We got an early cold spell where temperatures dropped down as low as 25 the second weekend of October.  We put row cover over our colored peppers and our lettuces in hopes they would make it.  The lettuces survived, but the pepper plants didn’t.  We picked 400 plus pounds of ripening red, yellow, orange, purple, and lime bell peppers in hopes to salvage what we could, but the remainder of the hot peppers froze out. 

The one thing that did seem to grow in abundance were the weeds.  We spent much of the summer battling them back to keep them from taking over. 

Our junior farmers helped us harvest potatoes, pick strawberries and blueberries and even helped with a little weeding now and then.  It is always a joy to have them on the farm with us.  We are grateful that when we gather around the table and ask them where some of the items for the meal came from and they tell us, “the garden”.  As generations get farther and farther from the farm, we hope that we can continue to remind these small ones the importance of knowing where their food comes from. 

richard weeds.jpg       Addison pepper.jpg     blueberries colin.jpg   


Lastly, we got together with several other farmers in Preston County to form a growers group.  The group allowed us to pool our produce together to help fill the demand by the area schools and other businesses.  If an institution needed 60 heads of lettuce and we only had 40, another grower would have the additional 20 to fill the order.  This process allowed us to have a more consistent supply while still providing local, high quality, fresh produce.  The group continues to expand and formalize guidelines and operating procedures. 

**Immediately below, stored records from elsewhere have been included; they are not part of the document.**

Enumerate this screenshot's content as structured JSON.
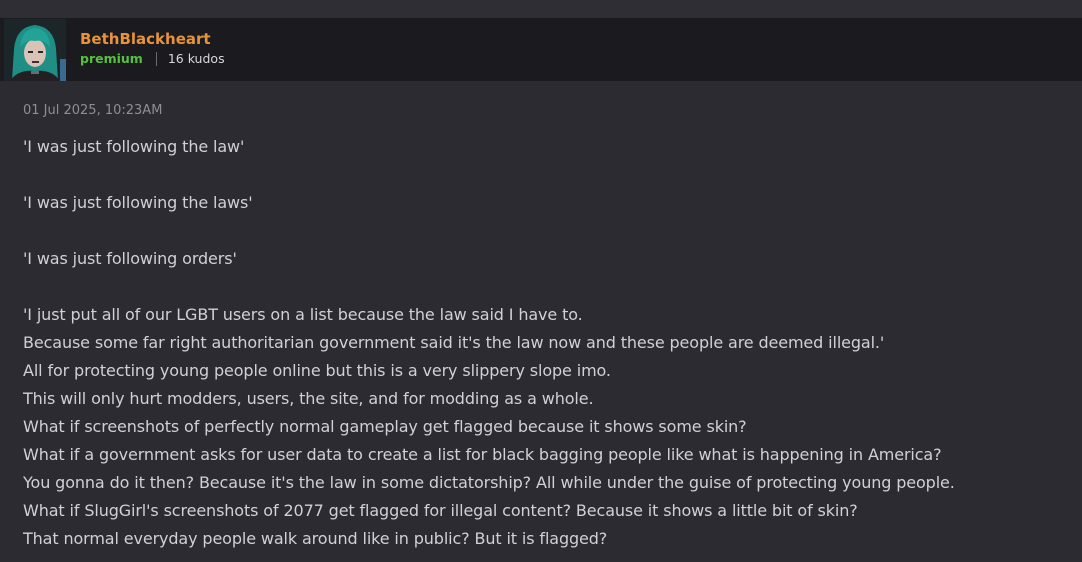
{
  "author": {
    "name": "BethBlackheart",
    "badge": "premium",
    "kudos": "16 kudos"
  },
  "post": {
    "timestamp": "01 Jul 2025, 10:23AM",
    "lines": [
      "'I was just following the law'",
      "",
      "'I was just following the laws'",
      "",
      "'I was just following orders'",
      "",
      "'I just put all of our LGBT users on a list because the law said I have to.",
      "Because some far right authoritarian government said it's the law now and these people are deemed illegal.'",
      "All for protecting young people online but this is a very slippery slope imo.",
      "This will only hurt modders, users, the site, and for modding as a whole.",
      "What if screenshots of perfectly normal gameplay get flagged because it shows some skin?",
      "What if a government asks for user data to create a list for black bagging people like what is happening in America?",
      "You gonna do it then? Because it's the law in some dictatorship? All while under the guise of protecting young people.",
      "What if SlugGirl's screenshots of 2077 get flagged for illegal content? Because it shows a little bit of skin?",
      "That normal everyday people walk around like in public? But it is flagged?"
    ]
  },
  "colors": {
    "author_name": "#e8923a",
    "premium": "#56c13c",
    "page_background": "#2b2b31",
    "author_bar_background": "#1b1b1f",
    "body_text": "#d0d0d5",
    "timestamp_text": "#8e8e95"
  }
}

Will Rogers once said, “The farmer has to be an optimist or he wouldn't still be a farmer.”  We had an exceptional first year and are grateful we did as this year truly had its moments.  In the end, we planted and harvested what grew, benefited from the knowledge gained and were thankful that we have the opportunity to do it again next year.  We have enjoyed providing local produce to our neighbors, our schools, local restaurants and businesses.  We cleaned up the fields, mulched the strawberries, and continued to harvest our root vegetables until they were gone.  Now we discuss the plans for next season and look through seed catalogs to determine varieties.  We will continue to work with our growers group to make sure we can continue to supply our local schools with fresh, local grown produce.


We got our first significant snow fall with Winter Storm Jonas this week.  Our area saw 36 inches of snow. BJ and his side kick, our junior farmer Richard used the new snowblower to remove the deep snow that was drifting along the sides of the high tunnel and as it slid from the top. It's been reported to us that at least nine high tunnels in our area did not survive the heavy snow.  We were indeed fortunate.  Inside, rye is growing as a cover crop and will be tilled into the soil when we are ready, putting back needed nutrients into the soil.


  We look forward to seeing those strawberries bounce back and seeing customers flock to the farm to pick them just the way they did when Debbie and Darla were young.